Figure 8. RpL22e co-localizes with nucleolar markers in mitotic spermatogonia and early (post-mitotic) primary spermatocytes. GFP-tagged Nucleostemin1 (GFP-NS1) was expressed in vivo in the early germline using the germline-specific bam-GAL4-VP16 driver. Co-localization of GFP-NS1 (green) nucleolar foci with RpL22e (red) subnuclear immunostaining is evident in mitotic spermatogonia and early primary spermatocytes (arrows). Mitotic spermatogonia are proximal to the apical tip (asterisk), where germline stem cells are located and germline development is initiated. Post-mitotic primary spermatocytes are found distal to the apical tip.

Figure 9. RpL22e does not co-localize with the nucleolus in mature meiotic spermatocytes. (A) Schematic representation of male reproductive tract as shown in Kearse et al. (2011). Inset shows region of testis distal from the apical tip where populations of meiotic spermatocytes are represented. Immunohistochemistry of the RpL22e paralogues shows distinct punctate nuclear localization of RpL22e (red) in maturing primary spermatocytes, whereas RpL22e-like (green) remains primarily cytoplasmic (open arrows). The developmental gradient of germline maturation (from less mature to more mature) is represented by the long closed arrow. SV: seminal vesicle. (B) Phase contrast and immunohistochemistry of mature meiotic primary spermatoctyes shows juxtaposition, but not co-localization, of the phase dark nucleoli and RpL22e (red; arrows). DAPI staining (green) was used to confirm nuclear co-localization. (C) Co-staining of the nucleolar marker fibrillarin (green) and RpL22e (red) in mature meiotic primary spermatocytes confirms RpL22e is nucleoplasmic, not nucleolar (arrows). DAPI staining (blue) was used to confirm nuclear co-localization.
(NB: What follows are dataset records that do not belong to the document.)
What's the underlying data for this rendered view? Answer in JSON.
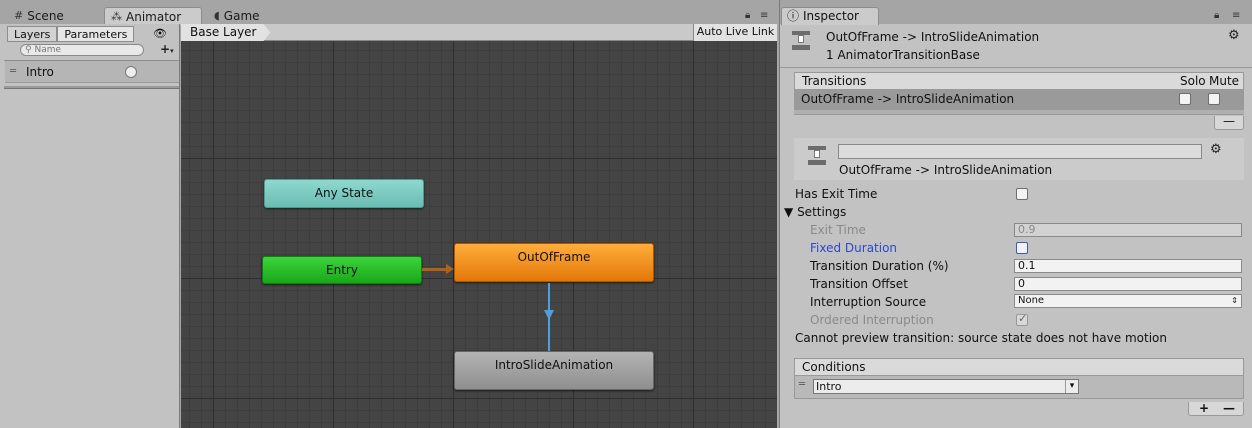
{
  "left_window": {
    "tabs": [
      {
        "label": "Scene",
        "icon": "grid-icon"
      },
      {
        "label": "Animator",
        "icon": "animator-icon"
      },
      {
        "label": "Game",
        "icon": "pacman-icon"
      }
    ],
    "active_tab": "Animator"
  },
  "params_panel": {
    "tabs": [
      "Layers",
      "Parameters"
    ],
    "selected_tab": "Parameters",
    "search_placeholder": "Name",
    "parameters": [
      {
        "name": "Intro",
        "type": "trigger"
      }
    ]
  },
  "graph": {
    "breadcrumb": "Base Layer",
    "live_link_label": "Auto Live Link",
    "nodes": {
      "any_state": "Any State",
      "entry": "Entry",
      "out_of_frame": "OutOfFrame",
      "intro_slide": "IntroSlideAnimation"
    },
    "colors": {
      "background": "#444444",
      "any_state": "#7ccac0",
      "entry": "#2bbd2b",
      "out_of_frame": "#f08a1c",
      "intro_slide": "#a0a0a0",
      "transition_arrow": "#4f9ee0",
      "entry_arrow": "#b0611a"
    }
  },
  "inspector": {
    "tab_label": "Inspector",
    "header_title": "OutOfFrame -> IntroSlideAnimation",
    "header_subtitle": "1 AnimatorTransitionBase",
    "transitions": {
      "heading": "Transitions",
      "col_solo": "Solo",
      "col_mute": "Mute",
      "rows": [
        {
          "label": "OutOfFrame -> IntroSlideAnimation",
          "solo": false,
          "mute": false
        }
      ],
      "remove_label": "—"
    },
    "transition_name": "OutOfFrame -> IntroSlideAnimation",
    "has_exit_time": {
      "label": "Has Exit Time",
      "checked": false
    },
    "settings": {
      "label": "Settings",
      "exit_time": {
        "label": "Exit Time",
        "value": "0.9"
      },
      "fixed_duration": {
        "label": "Fixed Duration",
        "checked": false
      },
      "transition_duration": {
        "label": "Transition Duration (%)",
        "value": "0.1"
      },
      "transition_offset": {
        "label": "Transition Offset",
        "value": "0"
      },
      "interruption_source": {
        "label": "Interruption Source",
        "value": "None"
      },
      "ordered_interruption": {
        "label": "Ordered Interruption",
        "checked": true
      }
    },
    "preview_message": "Cannot preview transition: source state does not have motion",
    "conditions": {
      "heading": "Conditions",
      "rows": [
        {
          "parameter": "Intro"
        }
      ],
      "add_label": "+",
      "remove_label": "—"
    }
  }
}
Figure 10. RpL22e localization in mature spermatocytes is sensitive to SUMO levels. In vivo knockdown of SUMO (smt3) was achieved by expressing a miR1 RNA cassette targeting smt3 (Fig. 5C). Nucleoplasmic RpL22e immunolocalization (red) in mature meiotic spermatocytes is generally widespread (thin arrows) as a result of the smt3 knockdown, as compared with control tissue (wildtype) where the RpL22e nucleoplasmic pattern is more punctate (arrows with filled-in arrowheads). DAPI staining is seen in blue.